*Rita do Val é coordenadora do curso de Relações Internacionais na Faculdade Santa Marcelina (FASM)
A crise político-econômica do País pode ter consequências ainda mais profundas, devido ao acirramento dos discursos dos governistas e da oposição, que têm revelado um lado violento nos embates e discussões. Observamos assustadora mudança cultural dos brasileiros, cuja índole solidária, pluralista e serena, presente inclusive em numerosas eleições e momentos de intenso debate partidário-ideológico, está sendo substituída rapidamente pela intolerância e truculência.

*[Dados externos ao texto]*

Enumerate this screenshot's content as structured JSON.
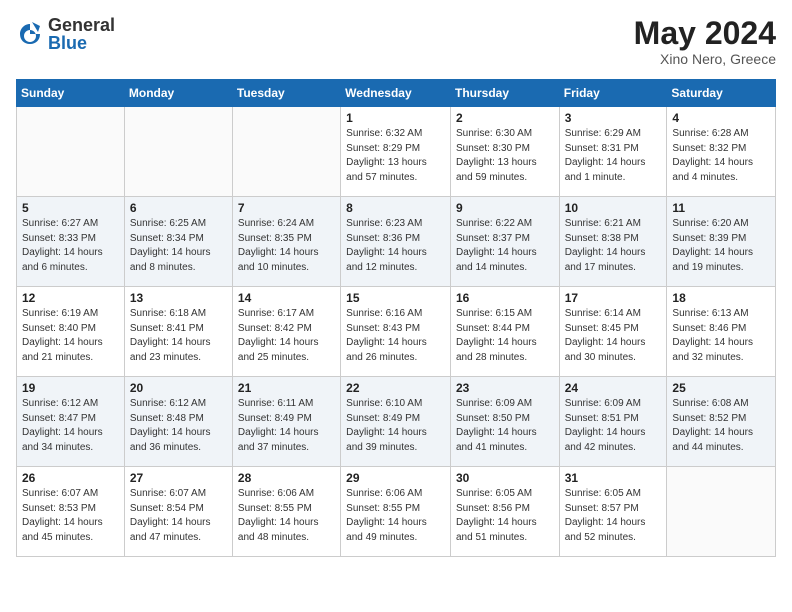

O direito de opinar está sendo patrulhado e se convertendo em objeto de intimidação das pessoas. No Congresso Nacional, nas empresas e nas redes sociais, não faltam histórias e casos de agressão verbais e até físicas, envolvendo indivíduos que se dizem comprometidos com a ética e a democracia.
De um lado, vemos uma minguada base aliada do governo, que defende ferrenhamente o mandato da presidente Dilma Rousseff. De outro, uma oposição renovada, que ganha forças com o impeachment. Porém, o debate político, de ambos as partes, transcende ao espírito republicano, revestindo-se de exagerada agressividade e agressões morais e físicas. Muito preocupante é como a população está cada vez mais contaminada por esse embate truculento, que não interessa à democracia e muito menos à sociedade.

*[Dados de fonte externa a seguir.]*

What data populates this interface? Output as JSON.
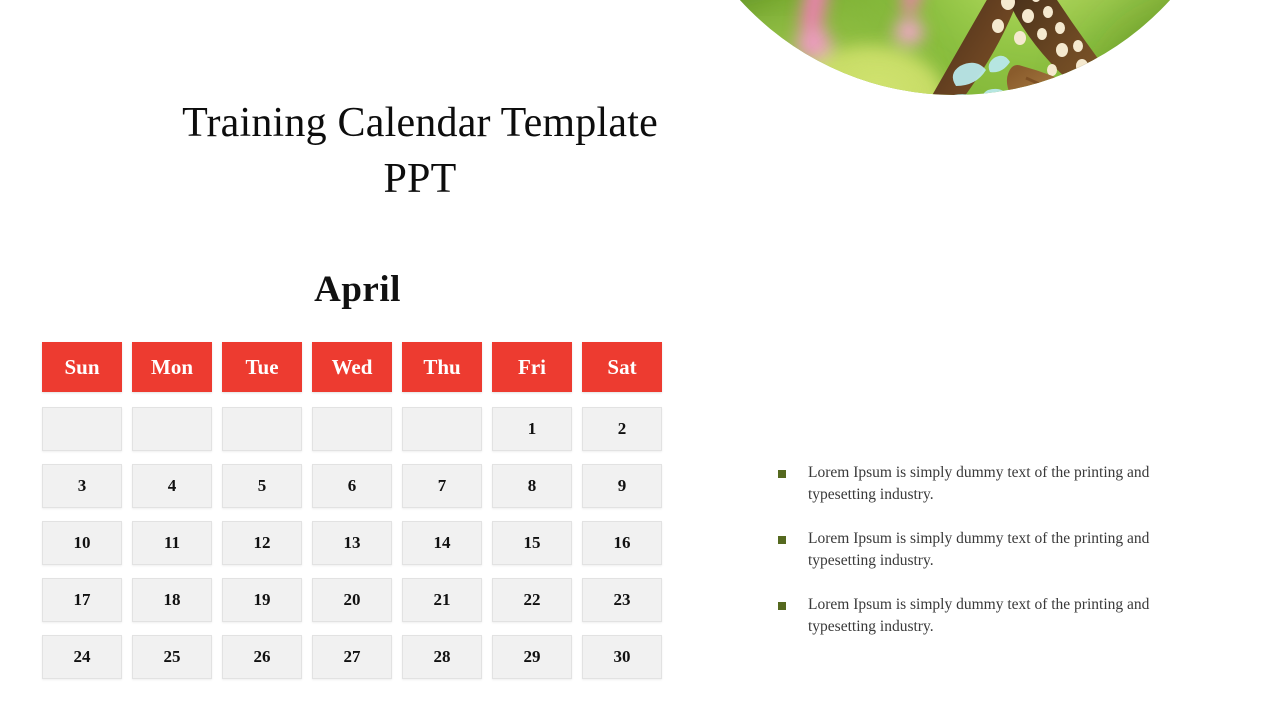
{
  "slide": {
    "title": "Training Calendar Template PPT",
    "month": "April"
  },
  "calendar": {
    "day_headers": [
      "Sun",
      "Mon",
      "Tue",
      "Wed",
      "Thu",
      "Fri",
      "Sat"
    ],
    "header_bg": "#ed3b30",
    "header_text_color": "#ffffff",
    "cell_bg": "#f1f1f1",
    "cell_border": "#e2e2e2",
    "weeks": [
      [
        "",
        "",
        "",
        "",
        "",
        "1",
        "2"
      ],
      [
        "3",
        "4",
        "5",
        "6",
        "7",
        "8",
        "9"
      ],
      [
        "10",
        "11",
        "12",
        "13",
        "14",
        "15",
        "16"
      ],
      [
        "17",
        "18",
        "19",
        "20",
        "21",
        "22",
        "23"
      ],
      [
        "24",
        "25",
        "26",
        "27",
        "28",
        "29",
        "30"
      ]
    ]
  },
  "photo": {
    "alt": "Blue tiger butterfly resting on pink pentas flowers with blurred green foliage background",
    "shape": "circle-with-bottom-left-notch",
    "colors": {
      "background_green_dark": "#4e7d18",
      "background_green_light": "#9ec94a",
      "flower_pink": "#f07ab0",
      "flower_pink_light": "#f9b8d4",
      "butterfly_brown": "#6b4422",
      "butterfly_dark": "#2e1d12",
      "butterfly_cream": "#f5e6c8",
      "butterfly_cyan": "#b9e8ea",
      "stem_yellow_green": "#c9d840"
    }
  },
  "bullets": {
    "marker_color": "#55691f",
    "items": [
      "Lorem Ipsum is simply dummy text of the printing and typesetting industry.",
      "Lorem Ipsum is simply dummy text of the printing and typesetting industry.",
      "Lorem Ipsum is simply dummy text of the printing and typesetting industry."
    ]
  }
}
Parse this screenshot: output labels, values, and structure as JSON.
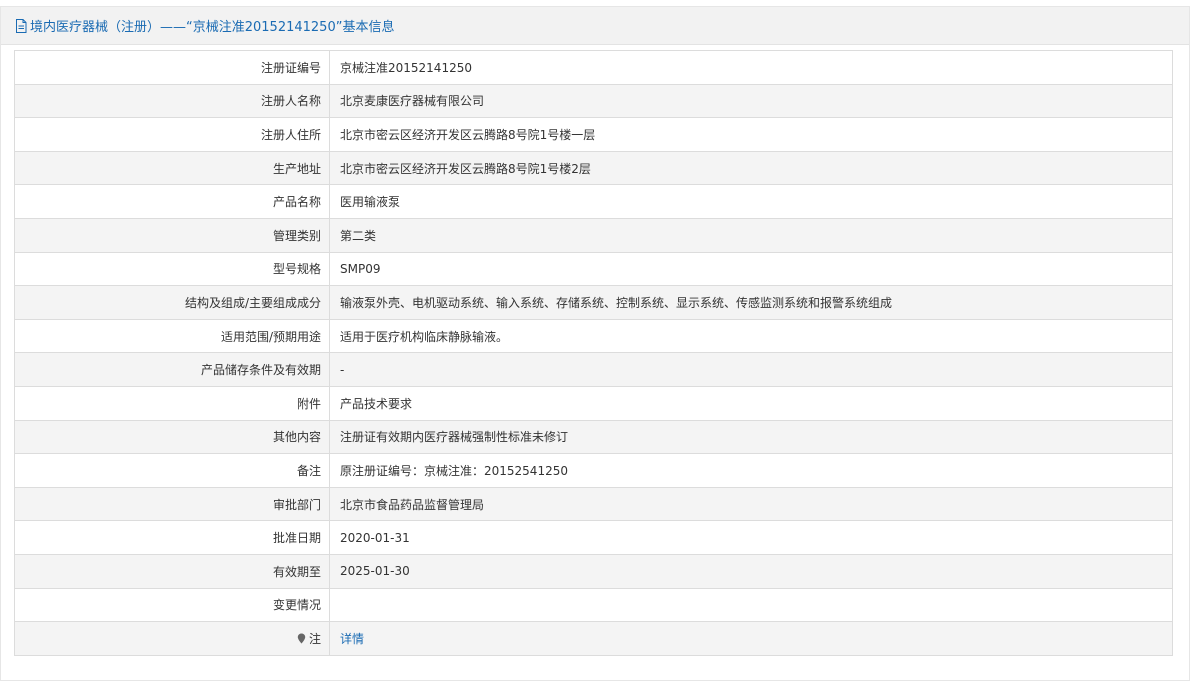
{
  "header": {
    "title": "境内医疗器械（注册）——“京械注准20152141250”基本信息",
    "icon": "document-icon"
  },
  "rows": [
    {
      "label": "注册证编号",
      "value": "京械注准20152141250"
    },
    {
      "label": "注册人名称",
      "value": "北京麦康医疗器械有限公司"
    },
    {
      "label": "注册人住所",
      "value": "北京市密云区经济开发区云腾路8号院1号楼一层"
    },
    {
      "label": "生产地址",
      "value": "北京市密云区经济开发区云腾路8号院1号楼2层"
    },
    {
      "label": "产品名称",
      "value": "医用输液泵"
    },
    {
      "label": "管理类别",
      "value": "第二类"
    },
    {
      "label": "型号规格",
      "value": "SMP09"
    },
    {
      "label": "结构及组成/主要组成成分",
      "value": "输液泵外壳、电机驱动系统、输入系统、存储系统、控制系统、显示系统、传感监测系统和报警系统组成"
    },
    {
      "label": "适用范围/预期用途",
      "value": "适用于医疗机构临床静脉输液。"
    },
    {
      "label": "产品储存条件及有效期",
      "value": "-"
    },
    {
      "label": "附件",
      "value": "产品技术要求"
    },
    {
      "label": "其他内容",
      "value": "注册证有效期内医疗器械强制性标准未修订"
    },
    {
      "label": "备注",
      "value": "原注册证编号：京械注准：20152541250"
    },
    {
      "label": "审批部门",
      "value": "北京市食品药品监督管理局"
    },
    {
      "label": "批准日期",
      "value": "2020-01-31"
    },
    {
      "label": "有效期至",
      "value": "2025-01-30"
    },
    {
      "label": "变更情况",
      "value": ""
    },
    {
      "label": "注",
      "value": "详情",
      "icon": "pin-icon"
    }
  ],
  "colors": {
    "link": "#1a6bb3",
    "header_bg": "#f2f2f2",
    "row_alt_bg": "#f4f4f4",
    "border": "#dcdcdc"
  }
}
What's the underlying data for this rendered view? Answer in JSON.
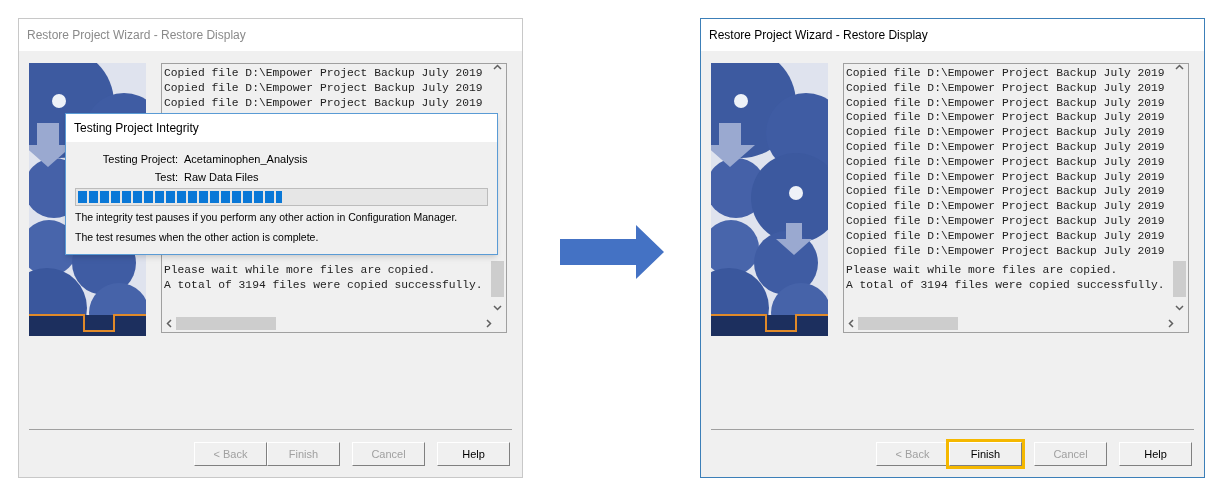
{
  "panels": [
    {
      "window": {
        "title": "Restore Project Wizard - Restore Display",
        "active": false
      },
      "log": {
        "copied": [
          "Copied file D:\\Empower Project Backup July 2019",
          "Copied file D:\\Empower Project Backup July 2019",
          "Copied file D:\\Empower Project Backup July 2019"
        ],
        "summary": [
          "Please wait while more files are copied.",
          "A total of 3194 files were copied successfully."
        ]
      },
      "dialog": {
        "title": "Testing Project Integrity",
        "fields": [
          {
            "label": "Testing Project:",
            "value": "Acetaminophen_Analysis"
          },
          {
            "label": "Test:",
            "value": "Raw Data Files"
          }
        ],
        "progress": {
          "level": 0.5
        },
        "message": [
          "The integrity test pauses if you perform any other action in Configuration Manager.",
          "The test resumes when the other action is complete."
        ]
      },
      "buttons": [
        {
          "label": "< Back",
          "disabled": true,
          "highlighted": false
        },
        {
          "label": "Finish",
          "disabled": true,
          "highlighted": false
        },
        {
          "label": "Cancel",
          "disabled": true,
          "highlighted": false
        },
        {
          "label": "Help",
          "disabled": false,
          "highlighted": false
        }
      ]
    },
    {
      "window": {
        "title": "Restore Project Wizard - Restore Display",
        "active": true
      },
      "log": {
        "copied": [
          "Copied file D:\\Empower Project Backup July 2019",
          "Copied file D:\\Empower Project Backup July 2019",
          "Copied file D:\\Empower Project Backup July 2019",
          "Copied file D:\\Empower Project Backup July 2019",
          "Copied file D:\\Empower Project Backup July 2019",
          "Copied file D:\\Empower Project Backup July 2019",
          "Copied file D:\\Empower Project Backup July 2019",
          "Copied file D:\\Empower Project Backup July 2019",
          "Copied file D:\\Empower Project Backup July 2019",
          "Copied file D:\\Empower Project Backup July 2019",
          "Copied file D:\\Empower Project Backup July 2019",
          "Copied file D:\\Empower Project Backup July 2019",
          "Copied file D:\\Empower Project Backup July 2019"
        ],
        "summary": [
          "Please wait while more files are copied.",
          "A total of 3194 files were copied successfully."
        ]
      },
      "buttons": [
        {
          "label": "< Back",
          "disabled": true,
          "highlighted": false
        },
        {
          "label": "Finish",
          "disabled": false,
          "highlighted": true
        },
        {
          "label": "Cancel",
          "disabled": true,
          "highlighted": false
        },
        {
          "label": "Help",
          "disabled": false,
          "highlighted": false
        }
      ]
    }
  ]
}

A política pode até mesmo ser paixão, pois isso é inerente ao ser humano. Porém, não pode fomentar o ódio. Na fronteira entre os dois sentimentos, nota-se preocupante mudança de um paradigma cultural dos brasileiros. As sessões do Legislativo lembram as brigas de torcidas organizadas. Nas redes sociais, o debate democrático deu lugar à barbárie, com trocas de ofensas pessoais, insultos e ameaças. Veem-se pessoas que justificam o emprego da tortura (um crime no Brasil!), pedem a volta da ditadura militar, fazem apologia ao estupro como prática educativa e defendem que o adversário deveria ser exterminado (genocídio?).
Segundo pesquisa da VitaSmart, uma em cada cinco pessoas diminui seu contato com amigos na vida real devido a brigas nas redes sociais. E 19% dos 2.698 entrevistados admitiram ter bloqueado ou cancelado amizades por causa de discussões virtuais. É triste constatar que a violência tomou o lugar do uso da razão e que a intolerância com quem pensa diferente transforma amigos e parentes em inimigos e colegas de trabalho em adversários.
Estamos na contramão da história, já que, desde o final da Segunda Guerra Mundial, o mundo organiza-se para a construção da paz. O Brasil sempre teve papel importante na mediação de acordos multilaterais, exatamente devido à vocação de nosso povo e governantes para o diálogo. Talvez tenhamos esquecido de que fazemos parte de uma nação e queremos que ela supere suas dificuldades, para que todos nós, brasileiros e estrangeiros que aqui vivemos, tenhamos vida digna e progresso social e harmonia.
O debate político e o contraste das ideias e ideologias são enriquecedores e contribuem para o fortalecimento da democracia. Porém, digladiando-se com crescente agressividade, os políticos têm dado um mau exemplo. Eles deveriam cumprir melhor o papel de mediadores das relações entre o Estado e a sociedade e guardiões dos princípios republicanos, postura básica de quem recebe um mandato público.
É premente pacificar os ânimos. O PIB, os empregos e os investimentos voltarão a crescer, pois toda crise tem fim. No entanto, será muito difícil reverter a ruptura em curso no grau de tolerância dos brasileiros. Precisamos reaprender a conviver com as diferenças.